Geiben sorgt für einen Schlagabtausch zwischen Hoffmann und Verteidiger Gaston Vogel. Letzterer wirft Hoffmann vor, den Verdächtigen Geiben nicht abgehört zu haben. Stattdessen habe der Geheimdienst ihn, Vogel, abgehört. Stimmt nicht, wirft Hoffmann ein. Ihn, Vogel, habe man nicht abgehört. Anlaß des Schlagabtauschs ist handgeschriebenes Schreiben von Hoffmann, aus dem Vogel zitiert. Darin vermutet Hoffmann Geiben als möglichen Leader der Täter. Mit welchen Argumenten hätte man eine Abhöraktion auf Geiben legitimiert, fragt Hoffmann. Das sei eine Affäre der Polizei gewesen. Der Geheimdienst sei ignoriert worden.

Auch die Nato-Geheimarmee Stay-Behind ist erneut an der Tagesordnung. Richterin Conter will Details, wie damals Stay-Behind in Luxemburg aufgelöst wurde. Die Order kam vom damaligen Premier Jacques Santer 1991.
Hoffmann: „Ich weiß nicht mehr, was in der Order stand. Wir haben das Material eingesammelt und uns bei den Stay Behind-Mitgliedern für ihre jahrelange Arbeit bedankt. Was aber mit den Dokumenten passierte, weiß ich nicht mehr.“ Die Aussage von Me Vogel, der Geheimdienst habe die Unterlagen auf Befehl des Nato-Hauptquartiers in Brüssel Shape vernichtet, dementiert Hoffmann. „Shape hat uns keine Befehle gegeben.“

Stay-Behind als Informationsbeschaffer

Hoffmanns wiederholt die These, Stay-Behind sei dazu da gewesen, um im Falle einer Invasion, Informationen zu sammeln und um Personen ausserland oder ins Leben zu bringen.
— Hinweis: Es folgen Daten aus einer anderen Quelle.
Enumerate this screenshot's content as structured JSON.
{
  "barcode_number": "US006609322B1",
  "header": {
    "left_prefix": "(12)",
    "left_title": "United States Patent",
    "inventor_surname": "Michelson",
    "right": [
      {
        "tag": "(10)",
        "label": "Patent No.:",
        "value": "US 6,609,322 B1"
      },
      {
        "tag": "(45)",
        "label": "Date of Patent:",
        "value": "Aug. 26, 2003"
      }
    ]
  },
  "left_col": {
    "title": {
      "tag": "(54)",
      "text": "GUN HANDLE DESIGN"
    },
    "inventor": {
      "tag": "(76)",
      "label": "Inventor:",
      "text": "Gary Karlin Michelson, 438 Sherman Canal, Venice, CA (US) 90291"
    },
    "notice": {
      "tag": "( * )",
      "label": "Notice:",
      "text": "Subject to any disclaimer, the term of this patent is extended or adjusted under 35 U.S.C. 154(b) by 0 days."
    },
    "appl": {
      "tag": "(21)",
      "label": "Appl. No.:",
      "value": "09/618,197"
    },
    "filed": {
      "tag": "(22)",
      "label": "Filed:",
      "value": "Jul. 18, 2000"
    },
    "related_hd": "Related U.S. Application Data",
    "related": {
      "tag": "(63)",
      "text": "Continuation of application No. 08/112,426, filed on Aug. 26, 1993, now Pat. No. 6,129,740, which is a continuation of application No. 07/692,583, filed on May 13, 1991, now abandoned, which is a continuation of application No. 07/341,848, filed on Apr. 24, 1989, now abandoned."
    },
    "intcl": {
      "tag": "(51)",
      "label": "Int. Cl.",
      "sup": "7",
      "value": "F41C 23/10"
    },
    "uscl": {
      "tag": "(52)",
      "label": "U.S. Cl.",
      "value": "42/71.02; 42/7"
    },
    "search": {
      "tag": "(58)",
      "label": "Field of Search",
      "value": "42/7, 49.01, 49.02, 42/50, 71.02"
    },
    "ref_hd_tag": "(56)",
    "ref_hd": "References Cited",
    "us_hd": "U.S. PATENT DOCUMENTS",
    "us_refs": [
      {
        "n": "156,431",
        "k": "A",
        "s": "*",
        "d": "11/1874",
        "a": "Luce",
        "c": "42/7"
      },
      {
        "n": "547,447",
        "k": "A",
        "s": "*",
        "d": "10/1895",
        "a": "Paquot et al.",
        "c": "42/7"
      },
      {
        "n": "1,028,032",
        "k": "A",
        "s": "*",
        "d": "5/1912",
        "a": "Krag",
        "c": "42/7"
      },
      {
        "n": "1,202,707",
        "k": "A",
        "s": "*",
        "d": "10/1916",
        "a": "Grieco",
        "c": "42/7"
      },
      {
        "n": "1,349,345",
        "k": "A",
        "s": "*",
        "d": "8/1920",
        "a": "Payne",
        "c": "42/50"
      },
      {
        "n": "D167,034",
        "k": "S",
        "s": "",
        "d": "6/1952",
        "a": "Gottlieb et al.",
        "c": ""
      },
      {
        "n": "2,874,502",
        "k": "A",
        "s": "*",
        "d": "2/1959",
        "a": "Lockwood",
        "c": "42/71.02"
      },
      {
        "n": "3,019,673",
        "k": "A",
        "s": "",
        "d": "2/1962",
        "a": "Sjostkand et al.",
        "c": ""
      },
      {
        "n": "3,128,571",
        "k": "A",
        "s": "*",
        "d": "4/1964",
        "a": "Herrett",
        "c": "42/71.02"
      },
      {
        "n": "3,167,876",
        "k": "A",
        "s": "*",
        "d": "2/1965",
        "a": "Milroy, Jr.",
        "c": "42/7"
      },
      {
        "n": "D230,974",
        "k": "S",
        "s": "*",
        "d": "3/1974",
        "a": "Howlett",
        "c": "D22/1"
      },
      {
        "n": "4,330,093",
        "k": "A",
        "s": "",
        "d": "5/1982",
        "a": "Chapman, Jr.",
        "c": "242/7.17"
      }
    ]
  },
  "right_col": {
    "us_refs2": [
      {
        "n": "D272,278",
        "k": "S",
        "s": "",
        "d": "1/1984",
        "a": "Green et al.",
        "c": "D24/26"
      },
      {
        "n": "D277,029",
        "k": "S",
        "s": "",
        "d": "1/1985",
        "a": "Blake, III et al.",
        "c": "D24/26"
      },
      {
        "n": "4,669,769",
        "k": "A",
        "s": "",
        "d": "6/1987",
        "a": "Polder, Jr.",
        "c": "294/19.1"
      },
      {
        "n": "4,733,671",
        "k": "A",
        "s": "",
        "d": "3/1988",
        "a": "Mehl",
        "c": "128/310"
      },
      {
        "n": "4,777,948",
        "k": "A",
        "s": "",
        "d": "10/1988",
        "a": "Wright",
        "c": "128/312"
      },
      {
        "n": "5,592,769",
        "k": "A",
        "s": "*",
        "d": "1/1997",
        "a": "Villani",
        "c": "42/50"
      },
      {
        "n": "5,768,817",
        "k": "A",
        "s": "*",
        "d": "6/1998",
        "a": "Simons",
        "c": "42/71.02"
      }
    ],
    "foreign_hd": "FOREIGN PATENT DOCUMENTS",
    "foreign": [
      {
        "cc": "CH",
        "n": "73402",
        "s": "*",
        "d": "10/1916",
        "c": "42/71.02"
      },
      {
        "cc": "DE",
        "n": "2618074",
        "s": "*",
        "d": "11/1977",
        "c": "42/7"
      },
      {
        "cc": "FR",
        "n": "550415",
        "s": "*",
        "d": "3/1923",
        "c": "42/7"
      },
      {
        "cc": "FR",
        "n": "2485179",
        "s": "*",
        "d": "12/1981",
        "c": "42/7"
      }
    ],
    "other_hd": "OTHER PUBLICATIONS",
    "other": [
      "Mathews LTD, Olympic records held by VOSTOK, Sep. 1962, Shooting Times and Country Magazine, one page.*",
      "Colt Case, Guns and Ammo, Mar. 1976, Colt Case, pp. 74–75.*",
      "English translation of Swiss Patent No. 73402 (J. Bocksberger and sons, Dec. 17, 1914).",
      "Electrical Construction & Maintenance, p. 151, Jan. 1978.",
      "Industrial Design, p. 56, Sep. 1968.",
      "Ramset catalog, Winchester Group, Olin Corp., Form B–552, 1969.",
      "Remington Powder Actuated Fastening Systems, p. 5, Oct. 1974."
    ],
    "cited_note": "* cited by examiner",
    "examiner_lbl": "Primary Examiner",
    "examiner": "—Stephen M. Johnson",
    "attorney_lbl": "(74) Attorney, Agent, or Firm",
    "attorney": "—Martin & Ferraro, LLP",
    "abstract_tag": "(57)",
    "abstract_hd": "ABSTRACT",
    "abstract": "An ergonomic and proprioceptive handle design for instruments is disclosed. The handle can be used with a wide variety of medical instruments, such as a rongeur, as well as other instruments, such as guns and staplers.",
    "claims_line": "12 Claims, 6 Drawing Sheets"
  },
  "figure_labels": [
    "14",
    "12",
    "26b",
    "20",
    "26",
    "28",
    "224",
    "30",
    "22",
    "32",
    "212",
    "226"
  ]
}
Auch die Politiker seien über „Le Plan“, wie Stay-Behind in Luxemburg genannt wurde, informiert worden. Ob er sich nicht gewundert habe, dass nach der Auflösung von Stay Behind sich kein Politiker mehr daran erinnern könne, fragt Richterin Conter?
Hoffmann: „Klar, ich war darüber sehr frustriert. Ich war in meinem beruflichen Leben über zahlreiche Dinge frustriert.“

Unbekannt ist Hoffmann Gilbert Leurs. Dieser hatte vergangene Woche vor Gericht über seine Arbeit für den Geheimdienst berichtet, für die er fürstlich entlohnt wurde. U.a. soll Leurs bei einer Abhöraktion gegen den damaligen Gendarmeriechef Colonel Aloyse Harpes beteiligt gewesen sein. „Ich kann hier nur staunen, was Herr Leurs da erzählt hat. Ich weiß nichts von einer Abhöraktion gegen Colonel Harpes. Es gab hier schon zahlreiche Zeugen, die komische Dinge erzählt haben.“ Stattdessen kann Hoffmann sich von einer Anti-Wanzenaktion im Büro von Colonel Wagner, dem Vorgänger von Harpes, erinnern. Von einem militärischen Arm im „Le Plan“ hat Hoffmann jedoch nichts gehört. Dass der von Justiz gesuchte Licio Gelli sich in Luxemburg aufhalte, habe der Geheimdienst aus der Presse erfahren.